Song Festival Sculpture Wins Concrete Work of the Year

The annual prize for best use of concrete as a construction material went to an installation this year.
The best work as picked by leading industry organizations on the national concrete-themed day is the "Cromatico" sound sculpture located on the Tallinn Song Festival Grounds.
The Grand Prix went to sculptor Lukas Kühne from Germany for a work the panel of judges called "a complicated engineering solution, in which the artist’s vision of sounds and their travel through the chambers meet well with technical realization."
"Cromatico", a visualisation of the chromatic musical scale, consists of 12 concrete chambers, each one reverberating at a different pitch.
Kühne designed "Cromatico" for Tallinn's Capital of Culture 2011 festivities in cooperation with an international culture platform called Tuned City.
The panel also had praise for the execution. "The very thin walls of the sculpture, poured from monolithic concrete directly on location, required extremely skilful workers," read the comments.
Aadu Kana, chairman of the jury, said the sound sculpture was unique, including the partnership that produced it. "It is also remarkable due majority of the project was done as pro bono by all parties, as a sincere and voluntary commitment. This is best possible
advertising for concrete as such."
The structural engineer was Andrei Kervalishvili of Nordecon Betoon OÜ, the builder was also Nordecon Betoon OÜ and the supplier was HC Betoon AS.

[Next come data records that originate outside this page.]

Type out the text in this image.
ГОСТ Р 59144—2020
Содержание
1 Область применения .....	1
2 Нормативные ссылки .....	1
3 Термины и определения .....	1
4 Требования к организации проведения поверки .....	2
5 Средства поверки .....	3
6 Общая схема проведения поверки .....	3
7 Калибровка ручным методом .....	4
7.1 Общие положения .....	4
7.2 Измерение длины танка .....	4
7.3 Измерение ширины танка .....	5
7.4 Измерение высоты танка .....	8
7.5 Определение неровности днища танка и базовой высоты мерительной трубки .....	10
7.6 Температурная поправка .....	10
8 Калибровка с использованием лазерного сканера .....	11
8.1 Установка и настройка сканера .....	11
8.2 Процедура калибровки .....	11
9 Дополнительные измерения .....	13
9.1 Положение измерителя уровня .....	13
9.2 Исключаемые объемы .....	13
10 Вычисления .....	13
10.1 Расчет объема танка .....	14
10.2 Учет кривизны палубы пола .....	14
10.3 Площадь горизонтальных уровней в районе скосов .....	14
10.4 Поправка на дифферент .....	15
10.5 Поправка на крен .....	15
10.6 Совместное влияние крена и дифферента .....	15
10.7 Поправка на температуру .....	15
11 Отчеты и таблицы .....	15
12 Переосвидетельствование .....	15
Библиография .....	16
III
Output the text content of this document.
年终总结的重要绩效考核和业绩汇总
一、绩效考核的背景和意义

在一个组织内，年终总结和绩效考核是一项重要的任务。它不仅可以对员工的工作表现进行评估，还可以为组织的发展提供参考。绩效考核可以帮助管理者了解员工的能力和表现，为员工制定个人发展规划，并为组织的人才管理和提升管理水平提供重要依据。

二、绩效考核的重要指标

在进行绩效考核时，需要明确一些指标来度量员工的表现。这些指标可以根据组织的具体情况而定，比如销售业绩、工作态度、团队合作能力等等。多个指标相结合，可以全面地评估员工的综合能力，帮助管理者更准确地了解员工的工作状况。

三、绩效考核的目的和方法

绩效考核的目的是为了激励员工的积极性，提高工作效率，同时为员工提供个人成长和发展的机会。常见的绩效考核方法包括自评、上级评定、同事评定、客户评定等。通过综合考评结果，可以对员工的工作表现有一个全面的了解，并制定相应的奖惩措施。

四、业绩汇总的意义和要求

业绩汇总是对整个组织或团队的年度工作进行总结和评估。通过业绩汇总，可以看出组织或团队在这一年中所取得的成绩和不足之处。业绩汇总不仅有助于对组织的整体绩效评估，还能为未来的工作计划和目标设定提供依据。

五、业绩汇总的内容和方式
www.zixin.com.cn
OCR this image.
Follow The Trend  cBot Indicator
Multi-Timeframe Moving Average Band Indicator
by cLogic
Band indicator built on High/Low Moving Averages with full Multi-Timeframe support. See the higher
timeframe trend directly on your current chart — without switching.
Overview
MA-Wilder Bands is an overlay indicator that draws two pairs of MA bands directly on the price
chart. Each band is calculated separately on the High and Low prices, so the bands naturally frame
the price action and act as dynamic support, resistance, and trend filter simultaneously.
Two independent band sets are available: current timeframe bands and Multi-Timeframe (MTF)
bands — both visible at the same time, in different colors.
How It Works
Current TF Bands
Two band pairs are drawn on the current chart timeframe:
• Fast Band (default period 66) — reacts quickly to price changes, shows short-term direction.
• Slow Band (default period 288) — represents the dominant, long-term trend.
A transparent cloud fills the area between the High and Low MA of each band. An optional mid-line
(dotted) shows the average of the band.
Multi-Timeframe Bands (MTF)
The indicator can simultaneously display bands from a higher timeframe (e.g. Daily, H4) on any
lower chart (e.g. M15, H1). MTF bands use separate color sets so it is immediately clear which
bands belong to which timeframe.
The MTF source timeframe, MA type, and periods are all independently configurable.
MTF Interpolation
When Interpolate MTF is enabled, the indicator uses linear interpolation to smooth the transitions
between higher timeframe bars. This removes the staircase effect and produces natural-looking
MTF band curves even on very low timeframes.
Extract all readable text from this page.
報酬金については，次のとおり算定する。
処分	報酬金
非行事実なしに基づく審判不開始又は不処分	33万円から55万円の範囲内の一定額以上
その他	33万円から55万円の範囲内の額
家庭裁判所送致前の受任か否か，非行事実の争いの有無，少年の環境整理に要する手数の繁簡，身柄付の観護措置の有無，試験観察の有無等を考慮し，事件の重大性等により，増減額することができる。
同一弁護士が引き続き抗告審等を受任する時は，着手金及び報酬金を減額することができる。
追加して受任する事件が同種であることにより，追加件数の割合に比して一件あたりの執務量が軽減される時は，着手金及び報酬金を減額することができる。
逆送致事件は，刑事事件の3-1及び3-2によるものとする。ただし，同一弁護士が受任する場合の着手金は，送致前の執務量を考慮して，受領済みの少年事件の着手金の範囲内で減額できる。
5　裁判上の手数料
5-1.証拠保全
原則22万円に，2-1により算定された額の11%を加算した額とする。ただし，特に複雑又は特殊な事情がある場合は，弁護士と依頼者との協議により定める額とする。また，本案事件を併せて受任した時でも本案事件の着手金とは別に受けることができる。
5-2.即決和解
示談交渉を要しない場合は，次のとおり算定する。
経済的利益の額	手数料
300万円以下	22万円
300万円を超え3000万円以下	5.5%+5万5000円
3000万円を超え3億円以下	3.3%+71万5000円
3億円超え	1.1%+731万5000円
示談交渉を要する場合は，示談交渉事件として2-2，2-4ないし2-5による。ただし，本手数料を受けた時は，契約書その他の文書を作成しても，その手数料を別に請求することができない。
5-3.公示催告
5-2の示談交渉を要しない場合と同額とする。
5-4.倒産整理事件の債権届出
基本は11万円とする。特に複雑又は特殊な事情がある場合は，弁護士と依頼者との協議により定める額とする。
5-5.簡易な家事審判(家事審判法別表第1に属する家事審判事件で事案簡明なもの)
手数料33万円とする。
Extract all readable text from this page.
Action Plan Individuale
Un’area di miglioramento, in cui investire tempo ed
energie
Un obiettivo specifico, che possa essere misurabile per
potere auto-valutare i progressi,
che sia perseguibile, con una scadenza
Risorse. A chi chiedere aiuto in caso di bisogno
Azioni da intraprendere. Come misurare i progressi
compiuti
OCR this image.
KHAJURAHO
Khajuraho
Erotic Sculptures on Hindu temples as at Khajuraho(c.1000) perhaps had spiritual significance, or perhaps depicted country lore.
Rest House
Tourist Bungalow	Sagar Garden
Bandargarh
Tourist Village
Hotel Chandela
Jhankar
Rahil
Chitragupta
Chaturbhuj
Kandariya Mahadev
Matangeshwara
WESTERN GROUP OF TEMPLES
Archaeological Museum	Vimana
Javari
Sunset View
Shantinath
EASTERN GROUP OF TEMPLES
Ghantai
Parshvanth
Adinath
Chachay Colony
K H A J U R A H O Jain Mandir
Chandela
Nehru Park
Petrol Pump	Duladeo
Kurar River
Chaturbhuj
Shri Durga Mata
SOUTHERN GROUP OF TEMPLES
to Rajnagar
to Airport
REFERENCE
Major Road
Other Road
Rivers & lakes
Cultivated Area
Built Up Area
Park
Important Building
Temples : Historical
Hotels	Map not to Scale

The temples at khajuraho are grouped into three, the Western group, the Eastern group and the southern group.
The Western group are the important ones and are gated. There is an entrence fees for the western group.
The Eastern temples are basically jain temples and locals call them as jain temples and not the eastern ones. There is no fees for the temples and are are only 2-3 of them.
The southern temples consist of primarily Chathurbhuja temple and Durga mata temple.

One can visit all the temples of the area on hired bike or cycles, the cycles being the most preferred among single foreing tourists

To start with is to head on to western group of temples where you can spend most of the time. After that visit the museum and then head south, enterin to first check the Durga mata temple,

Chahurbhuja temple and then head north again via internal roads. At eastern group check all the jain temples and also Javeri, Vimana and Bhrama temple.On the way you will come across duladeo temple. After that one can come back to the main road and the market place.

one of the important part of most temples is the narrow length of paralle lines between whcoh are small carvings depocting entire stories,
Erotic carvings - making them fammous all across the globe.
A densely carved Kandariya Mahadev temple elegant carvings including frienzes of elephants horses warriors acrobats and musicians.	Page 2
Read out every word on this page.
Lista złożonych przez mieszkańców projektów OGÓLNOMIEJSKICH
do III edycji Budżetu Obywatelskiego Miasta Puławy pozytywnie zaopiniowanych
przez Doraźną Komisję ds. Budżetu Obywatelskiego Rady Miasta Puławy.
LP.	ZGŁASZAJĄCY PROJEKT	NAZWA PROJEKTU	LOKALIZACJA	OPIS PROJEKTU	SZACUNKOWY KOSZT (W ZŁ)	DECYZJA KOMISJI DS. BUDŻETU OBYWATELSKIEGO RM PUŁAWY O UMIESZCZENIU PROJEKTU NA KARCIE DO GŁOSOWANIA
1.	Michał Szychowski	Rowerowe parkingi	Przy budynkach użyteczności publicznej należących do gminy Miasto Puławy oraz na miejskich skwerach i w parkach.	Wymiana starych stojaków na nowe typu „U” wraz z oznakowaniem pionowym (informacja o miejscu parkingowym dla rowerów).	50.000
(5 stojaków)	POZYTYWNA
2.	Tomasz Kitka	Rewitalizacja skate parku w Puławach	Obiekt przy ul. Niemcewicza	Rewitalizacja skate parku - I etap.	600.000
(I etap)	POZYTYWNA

Among many special awards, one was given to Arhitektibüroo JVR OÜ (architects Kalle Vellevoog and Velle Kadalipp) and to E-Betoonelement AS for apartment buildings at Helme 14 in Tallinn that used rubber molds to shape the concrete elements.
Another special award for customer-architect cooperation went to Palm E Arhitektibüroo OÜ (architects Eero Palm and Pille Noole) and to customer Priit Altpere for a residential building in Tabasalu.
Ehitaja magazine gave a special award for quality construction of a building housing a Tallinn wastewater treatment plant.